Stuart Broad believes his England career could have ended better had he not been beaten during last year’s tour of the West Indies.
The 36-year-old has returned to the New Zealand Test team after taking an extended period of time to wait for the birth of her first child, Annabella, and is aiming for Thursday’s opener at Mount Maunganui, but the last 12 months have been in sight. as if his days in England were over.
After the 4-0 Ashes defeat Down Under, Sir Andrew Strauss decided to drop Broad and James Anderson for a tour of the Caribbean that was billed as ‘reinstating the red ball’.
The gamble of removing two of the highest wicket-takers in the country’s history backfired, as England lost the decision following a turgid draw, and the pair were welcomed back with open arms by the new regime of Ben Stokes and Brendon McCullum.
Broad was disappointed by his failure at the time but realized it was a blessing in disguise that he was not beaten on the batting surfaces of Barbados and Antigua.
“Without a doubt that decision saved my career. If I had gone there on those platforms I don’t know if I would be here now,” he said.

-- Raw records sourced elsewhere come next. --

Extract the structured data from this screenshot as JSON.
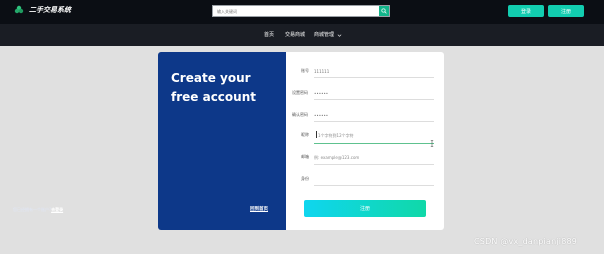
{
  "header": {
    "logo_text": "二手交易系统",
    "search": {
      "placeholder": "输入关键词"
    },
    "login_label": "登录",
    "register_label": "注册"
  },
  "nav": {
    "items": [
      {
        "label": "首页"
      },
      {
        "label": "交易商城"
      },
      {
        "label": "商城管理",
        "has_dropdown": true
      }
    ]
  },
  "promo": {
    "title": "Create your free account",
    "already_text": "您已经拥有一个账户?",
    "login_link": "去登录",
    "back_home": "回到首页"
  },
  "form": {
    "fields": [
      {
        "label": "账号",
        "value": "111111",
        "placeholder": ""
      },
      {
        "label": "设置密码",
        "value": "••••••",
        "placeholder": ""
      },
      {
        "label": "确认密码",
        "value": "••••••",
        "placeholder": ""
      },
      {
        "label": "昵称",
        "value": "",
        "placeholder": "1个字符到12个字符",
        "active": true
      },
      {
        "label": "邮箱",
        "value": "",
        "placeholder": "例: example@123.com"
      },
      {
        "label": "身份",
        "value": "",
        "placeholder": ""
      }
    ],
    "submit_label": "注册"
  },
  "watermark": "CSDN @vx_danpianji889",
  "colors": {
    "header_bg": "#0b0e14",
    "nav_bg": "#1a1d24",
    "accent": "#12cdb0",
    "promo_bg": "#0d3889",
    "page_bg": "#e0e0e0"
  }
}
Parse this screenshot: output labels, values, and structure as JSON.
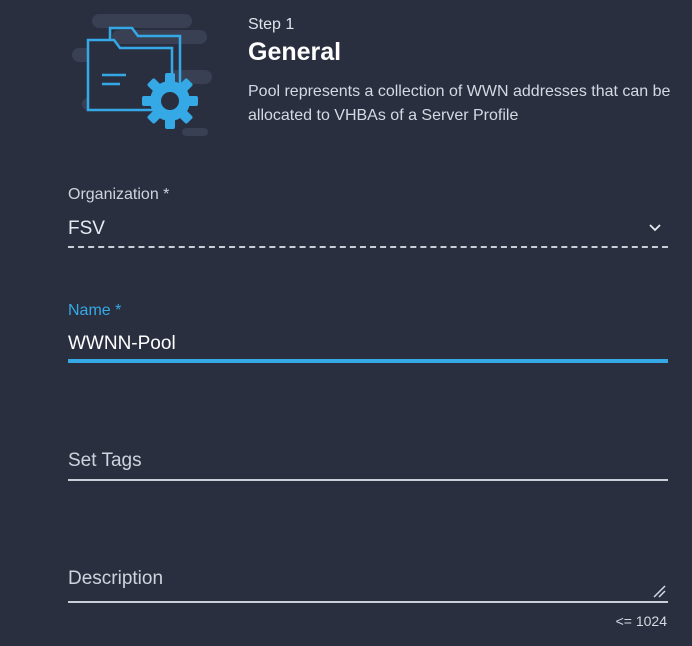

“I don’t think it was made that way by the selectors but I feel lucky. Looking back a year I wouldn’t have chosen to miss the Caribbean but it was a good thing that happened to me. Other than that I changed my mind and just hit one week.
“It can be tiring to look away all the time and we got into the habit of doing that. I’m very relaxed now. If I’m selected, I’ll give it my all, apply, sign and go again. It’s a big year for England cricket and the way this team is doing, it’s great to be with them.”
Broad’s brush with cricket’s demise has given him a new appreciation for his Test career, as he enters his 17th year as an international pacer.
Both he and Anderson have welcomed the changes introduced by Stokes and McCullum, from efforts to build behind the scenes to a focus on entertainment on the pitch.
He also got a chance to take it a step further in December, when he became a keen observer of Pakistan’s history as he fulfilled his father’s wishes.
“I’m so lucky to have been through the birth and the first 12 weeks of Annabella’s life, it’s definitely been life-changing, but I’ve watched the journey so much,” Broad said.
“It was great fun. I loved watching and seeing what was coming. The way they played was impressive for an England team away from home on the subcontinent.”
He was particularly taken by the arrival of 18-year-old Rehan Ahmed as the so-called ‘nighthawk’ at the start of Karachi.
Broad was first put in the position, which involves the Thailander being promoted to move and stop and change the pace of the game, but he has yet to get the chance.
“I texted him when Baz (McCullum) did it, I was impressed with how he started,” he said with a smile.
“Every nighthawk dreams of hitting your first ball for six but he knocks it down for four and then comes out running so they were all big ticks.
Broad’s keen interest speaks volumes for the open spaces available in the squad and he clearly believes McCullum’s ambition to make the Test team a place for the players he wants to work on is working.
He added: “Yes, you can earn a lot of money playing T20 games and if that is your main goal then you always go through that route. But the satisfaction with this environment is 10 out of ten.
“There is no way you can go about leaving five days after passing the Test after all your hard work. It’s a test of character, strength and skill.”